“Perhaps you do not think Launcelot Darrell worthy of a good woman’s love?”

“I do not,” answered Eleanor. “Don’t talk of him, please. At least, I mean, don’t talk of him, and of love,” she added, hastily, remembering that the very thing she wished was that the lawyer should talk of Launcelot Darrell. “You—you must know a great deal of his youth. He was idle and dissipated, was he not; and—and—a card-player?”

“A card-player?”

“Yes—a gambler; a man who plays cards for the sake of winning money?”

“I never heard any one say so. He was idle, no doubt, and loitered away his time in London under the pretence of studying art; but I never remember hearing that gambling was one of his vices. However, I don’t come here to speak of him, but of you. What are you going to do, now that you have left Hazlewood?”

Eleanor was cruelly embarrassed by this question. Her most earnest wish was to return to Hazlewood, or at least to the neighbourhood of Launcelot Darrell’s home. Absorbed by this wish, she had formed no scheme for the future. She had not even remembered that she stood alone in the world, with only a few pounds saved out of her slender salary, unprovided with that which is the most necessary of all weapons in any warfare, Money!

“I—I scarcely know what I shall do,” she said. “Mrs. Darrell promised to procure me a situation.”

But as she spoke she remembered that to accept a situation of Mrs. Darrell’s getting would be in some manner to eat bread provided by the kinswoman of her father’s foe, and she made a mental vow to starve rather than to receive the widow’s patronage.

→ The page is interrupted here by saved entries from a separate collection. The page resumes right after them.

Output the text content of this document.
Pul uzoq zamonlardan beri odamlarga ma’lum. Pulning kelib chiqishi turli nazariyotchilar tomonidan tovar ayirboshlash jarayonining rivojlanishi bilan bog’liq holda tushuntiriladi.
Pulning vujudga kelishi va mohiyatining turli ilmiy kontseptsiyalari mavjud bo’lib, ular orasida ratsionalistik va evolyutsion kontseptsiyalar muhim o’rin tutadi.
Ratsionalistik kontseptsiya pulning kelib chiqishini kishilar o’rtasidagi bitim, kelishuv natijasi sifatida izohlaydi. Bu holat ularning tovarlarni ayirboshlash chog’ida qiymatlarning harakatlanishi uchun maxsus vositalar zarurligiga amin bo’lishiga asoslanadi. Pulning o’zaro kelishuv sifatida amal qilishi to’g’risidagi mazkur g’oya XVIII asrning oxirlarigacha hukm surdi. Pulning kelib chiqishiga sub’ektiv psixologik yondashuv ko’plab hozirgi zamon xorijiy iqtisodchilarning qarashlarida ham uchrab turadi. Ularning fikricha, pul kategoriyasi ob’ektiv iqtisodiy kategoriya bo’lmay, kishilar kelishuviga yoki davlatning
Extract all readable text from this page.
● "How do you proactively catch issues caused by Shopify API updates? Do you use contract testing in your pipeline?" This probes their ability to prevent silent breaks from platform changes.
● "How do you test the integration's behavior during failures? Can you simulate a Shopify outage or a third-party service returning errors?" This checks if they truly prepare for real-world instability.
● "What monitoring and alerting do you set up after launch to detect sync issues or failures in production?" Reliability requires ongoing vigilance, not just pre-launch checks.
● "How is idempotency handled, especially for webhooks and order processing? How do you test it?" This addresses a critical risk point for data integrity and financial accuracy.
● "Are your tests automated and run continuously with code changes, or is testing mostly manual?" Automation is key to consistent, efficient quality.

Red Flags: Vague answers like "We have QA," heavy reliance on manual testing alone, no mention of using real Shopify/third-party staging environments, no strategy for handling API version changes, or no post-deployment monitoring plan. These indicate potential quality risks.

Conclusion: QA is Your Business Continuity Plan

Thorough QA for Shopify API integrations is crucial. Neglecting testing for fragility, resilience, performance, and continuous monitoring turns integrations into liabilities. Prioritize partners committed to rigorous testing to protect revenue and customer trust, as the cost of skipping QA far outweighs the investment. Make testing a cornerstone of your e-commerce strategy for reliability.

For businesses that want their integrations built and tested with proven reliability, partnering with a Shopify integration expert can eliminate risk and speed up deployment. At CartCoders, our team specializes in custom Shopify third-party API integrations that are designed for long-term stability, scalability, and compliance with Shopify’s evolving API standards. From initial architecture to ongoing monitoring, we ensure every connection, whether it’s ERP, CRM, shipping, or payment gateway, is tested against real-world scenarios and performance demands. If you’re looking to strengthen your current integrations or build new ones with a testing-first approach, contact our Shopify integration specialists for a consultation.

“I do not put much confidence in Mrs. Darrell’s friendship when her own end is gained,” Gilbert Monckton said, thoughtfully. “Ellen Darrell is only capable of loving one person, and that person is, according to the fashion of the world, the one who has used her worst. She loves her son, Launcelot, and would sacrifice a hecatomb of her fellow-creatures for his advantage. If she can get you a new home, I dare say she will do so. If she cannot, she has succeeded in removing you from her son’s pathway, and will trouble herself very little about your future.”

Eleanor Vane lifted her head with a sudden gesture of pride.